You should always keep your dog’s lead handy and be prepared to put it on them quickly if required – even if your dog is very obedient, highly social and great with others, the same may not be true for other dogs that they meet!
Taking a ball or toy to the park to enhance play is great fun for most dogs, but not all dogs take well to the idea of sharing their toys with others, something that is pretty much unavoidable when socialising.
Don’t take your dog’s favourite toys to the park, and if your dog doesn’t like to share, it might be best to leave the toys at home entirely.
Supervision is essential for safe, stress-free socialisation and dog park play, and you should always keep one eye open for signs of problems, such as one dog that is being too rowdy or that is overly dominant with others.
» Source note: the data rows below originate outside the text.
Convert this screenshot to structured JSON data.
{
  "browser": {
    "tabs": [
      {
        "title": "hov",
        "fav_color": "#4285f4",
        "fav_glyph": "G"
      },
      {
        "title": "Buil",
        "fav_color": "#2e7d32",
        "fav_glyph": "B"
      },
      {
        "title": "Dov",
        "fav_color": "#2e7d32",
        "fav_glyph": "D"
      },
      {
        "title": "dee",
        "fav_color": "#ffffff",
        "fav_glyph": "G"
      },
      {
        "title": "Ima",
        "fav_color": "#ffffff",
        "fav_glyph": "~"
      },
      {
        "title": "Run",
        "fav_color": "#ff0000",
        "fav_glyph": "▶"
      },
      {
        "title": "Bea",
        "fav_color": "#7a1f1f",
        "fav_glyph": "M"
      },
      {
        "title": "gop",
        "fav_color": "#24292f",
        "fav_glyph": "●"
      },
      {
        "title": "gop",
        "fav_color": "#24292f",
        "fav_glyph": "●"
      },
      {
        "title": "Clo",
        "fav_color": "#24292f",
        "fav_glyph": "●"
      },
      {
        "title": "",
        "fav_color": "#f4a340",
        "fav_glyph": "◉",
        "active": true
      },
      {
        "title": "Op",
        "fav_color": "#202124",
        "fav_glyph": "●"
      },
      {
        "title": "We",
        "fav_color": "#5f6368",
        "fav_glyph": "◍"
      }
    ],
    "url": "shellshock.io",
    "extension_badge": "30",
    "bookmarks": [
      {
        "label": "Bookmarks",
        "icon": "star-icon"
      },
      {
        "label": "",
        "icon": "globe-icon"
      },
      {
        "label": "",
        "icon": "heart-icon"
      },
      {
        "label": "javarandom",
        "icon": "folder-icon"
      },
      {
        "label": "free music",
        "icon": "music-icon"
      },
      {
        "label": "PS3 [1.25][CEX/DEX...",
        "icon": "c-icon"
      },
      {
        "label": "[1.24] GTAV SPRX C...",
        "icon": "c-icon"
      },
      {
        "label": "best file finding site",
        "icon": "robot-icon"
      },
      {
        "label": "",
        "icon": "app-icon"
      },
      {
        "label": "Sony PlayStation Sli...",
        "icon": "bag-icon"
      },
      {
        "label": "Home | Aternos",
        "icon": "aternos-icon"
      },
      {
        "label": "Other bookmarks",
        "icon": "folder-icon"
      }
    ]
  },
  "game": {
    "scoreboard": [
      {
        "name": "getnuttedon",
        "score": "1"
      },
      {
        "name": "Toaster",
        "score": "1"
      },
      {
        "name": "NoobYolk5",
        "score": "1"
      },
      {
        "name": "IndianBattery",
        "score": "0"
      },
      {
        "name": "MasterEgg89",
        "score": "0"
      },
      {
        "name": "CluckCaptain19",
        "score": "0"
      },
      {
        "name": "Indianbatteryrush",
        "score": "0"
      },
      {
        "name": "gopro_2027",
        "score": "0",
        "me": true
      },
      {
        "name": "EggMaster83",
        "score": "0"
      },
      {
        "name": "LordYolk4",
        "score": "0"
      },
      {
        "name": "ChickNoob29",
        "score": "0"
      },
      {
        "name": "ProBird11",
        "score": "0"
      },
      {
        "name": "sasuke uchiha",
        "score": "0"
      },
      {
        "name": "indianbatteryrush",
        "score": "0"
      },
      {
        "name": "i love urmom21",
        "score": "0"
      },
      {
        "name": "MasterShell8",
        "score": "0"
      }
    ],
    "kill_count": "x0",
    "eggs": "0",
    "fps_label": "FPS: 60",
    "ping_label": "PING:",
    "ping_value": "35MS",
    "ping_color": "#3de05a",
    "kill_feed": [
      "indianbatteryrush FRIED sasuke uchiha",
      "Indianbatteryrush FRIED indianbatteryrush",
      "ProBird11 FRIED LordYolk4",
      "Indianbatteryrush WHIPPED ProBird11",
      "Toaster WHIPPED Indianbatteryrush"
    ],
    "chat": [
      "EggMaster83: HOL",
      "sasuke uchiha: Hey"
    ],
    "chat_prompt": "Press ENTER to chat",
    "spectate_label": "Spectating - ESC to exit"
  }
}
However, it is wise to allow dogs to work out their own relationships to each other and to communicate with each other without unnecessary human intervention, and persistently getting in the way, separating dogs, and trying to micromanage their interactions will actually lead to stress and curtail the dogs’ ability to establish their respective pack positions.
Only intervene when absolutely necessary, and otherwise, keep a watchful distance.
Finally, knowing when the time is right to take your dog home is an important skill when playing with others – this may be when your dog gets tired, is beginning to overexert themselves, or retreats from the other dogs because they have had enough.
If another dog is becoming a problem, this may also mean that you should cut your trip short, and try again another day or in another park.